The rule of thumb I've learned is to give an Agent the smallest possible task at a time, so there's zero ambiguity in the prompt, and context window is kept small.

One good prompt into Github Copilot 'Agent Mode' (running Claude 4) asking for a new feature can often result in up to 5 to 7 files being generated, and a total of 1000 lines of code being written. Your math is wrong. That's hours of work I didn't do, that only took me the time of describing the new feature with a paragraph of text.

It's ridiculous to equate lines of code to amount of engineering work or value.
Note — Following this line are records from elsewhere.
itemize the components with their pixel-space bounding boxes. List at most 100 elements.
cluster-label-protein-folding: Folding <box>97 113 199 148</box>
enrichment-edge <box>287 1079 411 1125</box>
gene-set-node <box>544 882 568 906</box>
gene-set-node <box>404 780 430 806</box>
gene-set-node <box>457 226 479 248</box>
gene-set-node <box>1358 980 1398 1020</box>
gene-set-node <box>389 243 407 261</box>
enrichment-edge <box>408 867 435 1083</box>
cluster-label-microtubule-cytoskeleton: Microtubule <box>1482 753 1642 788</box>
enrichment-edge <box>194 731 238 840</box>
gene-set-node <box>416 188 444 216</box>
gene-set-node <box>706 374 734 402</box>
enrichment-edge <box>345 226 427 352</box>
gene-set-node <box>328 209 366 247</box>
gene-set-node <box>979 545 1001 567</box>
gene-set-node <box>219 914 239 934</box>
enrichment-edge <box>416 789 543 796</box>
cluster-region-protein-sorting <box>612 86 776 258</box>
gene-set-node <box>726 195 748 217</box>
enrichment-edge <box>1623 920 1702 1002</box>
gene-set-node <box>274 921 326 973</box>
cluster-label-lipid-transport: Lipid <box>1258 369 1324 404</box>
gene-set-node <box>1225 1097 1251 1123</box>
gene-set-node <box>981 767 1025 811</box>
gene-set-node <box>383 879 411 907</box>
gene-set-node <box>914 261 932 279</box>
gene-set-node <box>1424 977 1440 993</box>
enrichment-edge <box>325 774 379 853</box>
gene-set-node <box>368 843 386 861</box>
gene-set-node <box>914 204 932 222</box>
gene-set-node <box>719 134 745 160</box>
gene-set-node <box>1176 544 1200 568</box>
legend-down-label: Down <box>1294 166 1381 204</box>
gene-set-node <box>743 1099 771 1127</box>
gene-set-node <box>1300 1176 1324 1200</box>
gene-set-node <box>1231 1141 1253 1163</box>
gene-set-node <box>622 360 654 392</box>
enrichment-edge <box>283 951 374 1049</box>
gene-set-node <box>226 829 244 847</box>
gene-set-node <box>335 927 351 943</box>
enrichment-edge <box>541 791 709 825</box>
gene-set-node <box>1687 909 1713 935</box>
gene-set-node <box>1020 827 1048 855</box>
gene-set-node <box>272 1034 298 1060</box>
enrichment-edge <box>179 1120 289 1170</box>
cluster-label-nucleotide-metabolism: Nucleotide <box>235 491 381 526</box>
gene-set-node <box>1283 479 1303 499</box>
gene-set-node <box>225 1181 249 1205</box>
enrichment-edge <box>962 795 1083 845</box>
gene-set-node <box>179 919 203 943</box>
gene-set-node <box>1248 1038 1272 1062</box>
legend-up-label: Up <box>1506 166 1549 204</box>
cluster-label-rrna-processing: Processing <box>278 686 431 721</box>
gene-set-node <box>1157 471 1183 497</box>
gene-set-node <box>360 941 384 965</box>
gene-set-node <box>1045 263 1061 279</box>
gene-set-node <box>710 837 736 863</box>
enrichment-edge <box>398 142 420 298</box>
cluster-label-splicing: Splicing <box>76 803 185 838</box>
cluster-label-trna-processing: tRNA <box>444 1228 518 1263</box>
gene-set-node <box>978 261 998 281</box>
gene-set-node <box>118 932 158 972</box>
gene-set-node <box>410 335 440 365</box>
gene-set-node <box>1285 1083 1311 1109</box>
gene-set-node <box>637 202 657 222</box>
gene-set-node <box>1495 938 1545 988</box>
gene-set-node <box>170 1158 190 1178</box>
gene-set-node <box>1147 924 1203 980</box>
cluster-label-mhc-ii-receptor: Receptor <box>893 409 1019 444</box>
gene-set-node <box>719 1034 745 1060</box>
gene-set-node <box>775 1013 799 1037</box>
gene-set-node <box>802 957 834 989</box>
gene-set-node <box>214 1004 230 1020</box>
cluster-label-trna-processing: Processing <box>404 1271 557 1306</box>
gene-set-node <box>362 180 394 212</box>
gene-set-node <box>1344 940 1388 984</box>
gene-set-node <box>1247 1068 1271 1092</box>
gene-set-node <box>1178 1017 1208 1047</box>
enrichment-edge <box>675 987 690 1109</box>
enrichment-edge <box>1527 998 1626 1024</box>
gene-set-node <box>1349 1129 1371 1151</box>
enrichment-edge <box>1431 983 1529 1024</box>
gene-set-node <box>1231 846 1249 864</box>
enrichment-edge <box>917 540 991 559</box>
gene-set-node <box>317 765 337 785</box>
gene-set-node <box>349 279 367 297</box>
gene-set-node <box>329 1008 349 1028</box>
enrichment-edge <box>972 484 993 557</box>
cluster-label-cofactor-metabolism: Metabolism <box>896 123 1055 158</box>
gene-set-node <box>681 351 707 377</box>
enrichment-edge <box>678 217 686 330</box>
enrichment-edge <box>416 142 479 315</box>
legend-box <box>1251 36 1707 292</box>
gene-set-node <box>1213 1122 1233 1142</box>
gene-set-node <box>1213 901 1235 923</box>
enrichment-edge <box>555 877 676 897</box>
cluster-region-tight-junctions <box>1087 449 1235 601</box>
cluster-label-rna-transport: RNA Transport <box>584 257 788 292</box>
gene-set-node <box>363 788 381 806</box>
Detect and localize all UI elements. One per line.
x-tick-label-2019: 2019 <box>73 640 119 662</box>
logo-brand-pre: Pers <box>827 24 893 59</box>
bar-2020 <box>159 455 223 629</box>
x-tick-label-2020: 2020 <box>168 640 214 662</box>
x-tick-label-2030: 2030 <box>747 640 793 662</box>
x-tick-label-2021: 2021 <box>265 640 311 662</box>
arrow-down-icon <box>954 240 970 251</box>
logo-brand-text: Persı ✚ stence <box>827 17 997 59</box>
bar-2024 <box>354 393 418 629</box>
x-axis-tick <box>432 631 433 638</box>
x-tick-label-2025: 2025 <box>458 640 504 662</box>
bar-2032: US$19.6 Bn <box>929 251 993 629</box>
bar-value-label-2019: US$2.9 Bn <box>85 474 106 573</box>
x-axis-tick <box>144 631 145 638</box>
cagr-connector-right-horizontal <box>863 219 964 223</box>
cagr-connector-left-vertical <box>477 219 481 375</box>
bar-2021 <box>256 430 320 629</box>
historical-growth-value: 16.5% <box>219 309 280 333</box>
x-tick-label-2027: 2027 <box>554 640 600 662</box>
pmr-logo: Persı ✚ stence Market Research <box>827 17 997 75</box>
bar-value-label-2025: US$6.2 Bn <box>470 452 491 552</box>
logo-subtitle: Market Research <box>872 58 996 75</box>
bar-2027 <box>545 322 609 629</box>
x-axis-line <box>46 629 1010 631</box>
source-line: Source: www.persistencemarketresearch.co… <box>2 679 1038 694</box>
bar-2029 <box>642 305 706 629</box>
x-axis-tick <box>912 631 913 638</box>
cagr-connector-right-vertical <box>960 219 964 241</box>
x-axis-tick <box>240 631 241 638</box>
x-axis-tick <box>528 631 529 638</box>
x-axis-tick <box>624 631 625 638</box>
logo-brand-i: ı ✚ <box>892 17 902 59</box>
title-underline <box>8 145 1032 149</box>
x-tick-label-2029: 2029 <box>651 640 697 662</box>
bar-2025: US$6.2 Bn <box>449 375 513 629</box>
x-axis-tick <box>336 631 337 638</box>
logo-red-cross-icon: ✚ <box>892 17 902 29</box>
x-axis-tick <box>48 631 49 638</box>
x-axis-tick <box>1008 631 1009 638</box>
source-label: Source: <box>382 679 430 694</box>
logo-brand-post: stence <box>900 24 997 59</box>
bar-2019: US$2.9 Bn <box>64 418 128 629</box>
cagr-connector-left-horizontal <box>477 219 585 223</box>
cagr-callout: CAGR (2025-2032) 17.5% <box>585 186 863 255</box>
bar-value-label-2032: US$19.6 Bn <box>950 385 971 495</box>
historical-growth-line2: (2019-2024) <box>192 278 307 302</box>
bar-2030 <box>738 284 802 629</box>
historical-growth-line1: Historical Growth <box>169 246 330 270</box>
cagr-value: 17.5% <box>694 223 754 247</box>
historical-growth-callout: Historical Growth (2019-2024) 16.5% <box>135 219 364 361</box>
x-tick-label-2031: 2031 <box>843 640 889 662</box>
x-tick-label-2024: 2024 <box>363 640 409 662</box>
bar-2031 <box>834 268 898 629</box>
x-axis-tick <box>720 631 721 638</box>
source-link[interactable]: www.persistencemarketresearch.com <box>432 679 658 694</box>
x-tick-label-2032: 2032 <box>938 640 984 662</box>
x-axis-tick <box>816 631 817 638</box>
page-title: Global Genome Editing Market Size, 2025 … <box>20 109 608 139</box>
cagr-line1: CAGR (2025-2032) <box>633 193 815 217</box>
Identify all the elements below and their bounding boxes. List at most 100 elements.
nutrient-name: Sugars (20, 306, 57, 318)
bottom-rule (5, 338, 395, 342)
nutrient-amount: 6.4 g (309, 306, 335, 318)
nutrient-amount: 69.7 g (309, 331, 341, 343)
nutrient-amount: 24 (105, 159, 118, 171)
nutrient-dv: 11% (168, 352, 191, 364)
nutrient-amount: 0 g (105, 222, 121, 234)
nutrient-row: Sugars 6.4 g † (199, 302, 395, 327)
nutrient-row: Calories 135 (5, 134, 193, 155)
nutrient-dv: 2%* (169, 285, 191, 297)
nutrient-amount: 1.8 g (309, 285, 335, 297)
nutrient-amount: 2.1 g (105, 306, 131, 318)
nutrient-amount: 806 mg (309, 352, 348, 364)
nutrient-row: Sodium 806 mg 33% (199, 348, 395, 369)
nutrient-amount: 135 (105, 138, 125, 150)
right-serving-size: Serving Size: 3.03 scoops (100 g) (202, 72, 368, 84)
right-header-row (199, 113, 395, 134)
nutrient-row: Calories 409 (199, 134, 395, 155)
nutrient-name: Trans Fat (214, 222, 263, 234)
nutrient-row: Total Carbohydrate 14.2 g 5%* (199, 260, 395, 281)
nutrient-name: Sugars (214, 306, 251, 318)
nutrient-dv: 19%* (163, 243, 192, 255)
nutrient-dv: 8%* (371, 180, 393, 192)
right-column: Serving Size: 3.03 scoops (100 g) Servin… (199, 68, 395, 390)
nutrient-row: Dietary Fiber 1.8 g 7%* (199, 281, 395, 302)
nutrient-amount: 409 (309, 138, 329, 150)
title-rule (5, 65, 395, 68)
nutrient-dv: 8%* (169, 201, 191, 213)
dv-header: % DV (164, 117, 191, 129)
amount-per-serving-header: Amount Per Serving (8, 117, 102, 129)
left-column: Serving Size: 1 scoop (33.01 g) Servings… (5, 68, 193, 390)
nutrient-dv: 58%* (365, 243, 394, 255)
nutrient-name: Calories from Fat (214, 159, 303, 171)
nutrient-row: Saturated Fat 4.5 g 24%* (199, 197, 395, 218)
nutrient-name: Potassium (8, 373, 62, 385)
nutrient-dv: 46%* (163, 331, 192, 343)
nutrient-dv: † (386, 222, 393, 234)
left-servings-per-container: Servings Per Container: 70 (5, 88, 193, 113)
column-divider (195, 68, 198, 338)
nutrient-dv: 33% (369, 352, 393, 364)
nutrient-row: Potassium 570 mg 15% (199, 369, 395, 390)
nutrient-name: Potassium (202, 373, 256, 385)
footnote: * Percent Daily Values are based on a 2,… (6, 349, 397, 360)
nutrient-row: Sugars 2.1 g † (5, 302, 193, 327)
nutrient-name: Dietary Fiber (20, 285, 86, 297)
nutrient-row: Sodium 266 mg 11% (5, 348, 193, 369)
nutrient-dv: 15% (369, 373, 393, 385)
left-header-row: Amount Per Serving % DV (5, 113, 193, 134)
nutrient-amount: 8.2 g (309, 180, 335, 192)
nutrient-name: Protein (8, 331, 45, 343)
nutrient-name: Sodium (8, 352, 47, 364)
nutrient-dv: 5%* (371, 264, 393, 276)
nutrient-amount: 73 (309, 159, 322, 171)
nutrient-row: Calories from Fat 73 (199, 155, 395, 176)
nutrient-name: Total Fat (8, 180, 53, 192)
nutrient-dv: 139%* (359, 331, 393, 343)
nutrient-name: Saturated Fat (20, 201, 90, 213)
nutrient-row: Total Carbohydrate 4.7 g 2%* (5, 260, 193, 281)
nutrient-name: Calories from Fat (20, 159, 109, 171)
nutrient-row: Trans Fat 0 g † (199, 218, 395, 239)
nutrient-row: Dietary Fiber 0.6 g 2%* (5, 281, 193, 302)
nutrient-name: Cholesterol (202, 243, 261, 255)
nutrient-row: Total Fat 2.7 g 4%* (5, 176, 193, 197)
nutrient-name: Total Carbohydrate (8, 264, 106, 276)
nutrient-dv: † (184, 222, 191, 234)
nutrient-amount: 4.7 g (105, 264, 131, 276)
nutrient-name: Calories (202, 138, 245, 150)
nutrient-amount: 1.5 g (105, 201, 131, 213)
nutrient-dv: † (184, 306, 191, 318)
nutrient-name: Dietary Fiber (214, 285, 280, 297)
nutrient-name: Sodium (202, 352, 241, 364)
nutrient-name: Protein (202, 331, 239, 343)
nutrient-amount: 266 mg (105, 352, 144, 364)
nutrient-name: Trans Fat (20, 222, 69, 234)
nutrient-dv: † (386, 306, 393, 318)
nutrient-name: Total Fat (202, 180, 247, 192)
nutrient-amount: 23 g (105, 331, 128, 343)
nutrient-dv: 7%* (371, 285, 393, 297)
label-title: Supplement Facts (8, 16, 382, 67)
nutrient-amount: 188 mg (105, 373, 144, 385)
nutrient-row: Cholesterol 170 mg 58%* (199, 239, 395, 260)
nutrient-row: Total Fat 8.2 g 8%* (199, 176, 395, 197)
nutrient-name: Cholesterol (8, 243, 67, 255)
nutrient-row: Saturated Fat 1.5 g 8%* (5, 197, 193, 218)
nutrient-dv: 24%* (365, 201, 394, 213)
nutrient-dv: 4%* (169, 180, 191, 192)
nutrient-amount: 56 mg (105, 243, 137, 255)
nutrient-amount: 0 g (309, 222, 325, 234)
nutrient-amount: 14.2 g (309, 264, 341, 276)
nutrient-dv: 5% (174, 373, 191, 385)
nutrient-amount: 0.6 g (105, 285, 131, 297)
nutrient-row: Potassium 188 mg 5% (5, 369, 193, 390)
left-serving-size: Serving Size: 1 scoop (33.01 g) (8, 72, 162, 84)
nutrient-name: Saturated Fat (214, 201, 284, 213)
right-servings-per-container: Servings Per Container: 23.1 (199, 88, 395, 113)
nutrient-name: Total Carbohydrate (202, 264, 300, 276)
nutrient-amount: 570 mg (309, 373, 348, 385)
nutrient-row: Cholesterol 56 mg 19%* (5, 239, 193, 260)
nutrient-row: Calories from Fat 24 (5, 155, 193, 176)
A massive amount of valuable work can result in a few lines of code. Conversely a millions lines of code can be useless or even have negative value.

It's all about the quality of your prompts (i.e. your skill at writing clear unambiguous instructions with correct terminologies).

An experienced developer can generate tons of great code 30x faster with an Agent, with each function/module still being written using the least amount of code possible.

But you're right, the measure of good code isn't 'N', it's '1/N' (inverse), where N is number of lines of code to do something. The best code is [almost] always that with the least amount of lines, as long as you haven't sacrificed readability in order to remove lines, which I see a lot of juniors do. Rule of thumb is: "Least amount of easily understood LOC". If someone can't look at your code for the first time, and tell what it's doing, that's normally an indication it's not good code. Claude [almost] never breaks any of these rules.

> Claude [almost] never breaks any of these rules.

Well it does for me, frequently. An example is here: https://news.ycombinator.com/item?id=44126962

Not sure how Claude frequently fails for you, but everybody I know says it rarely fails. I'm definitely not claiming it's perfect tho.

Did you look at the link I sent?

What's your point?

What tech stack are you using? It matters a lot what tech you are using when it comes to how effective the LLMs are.

I'm using VSCode with Github Copilot, which has an "Agent Mode". It proactively reads thru your project files to understand the project, but imo you still have to give it pretty precise instructions to get what you want.

[deleted]

30x-50x :)

Right, if you're getting that, experienced senior is a pretty wild stretch.

On the latest 'All In' Podcast today, one of the Besties Billionaires said coding productivity boost was like '20x to 50x'. Probably just reads my HN.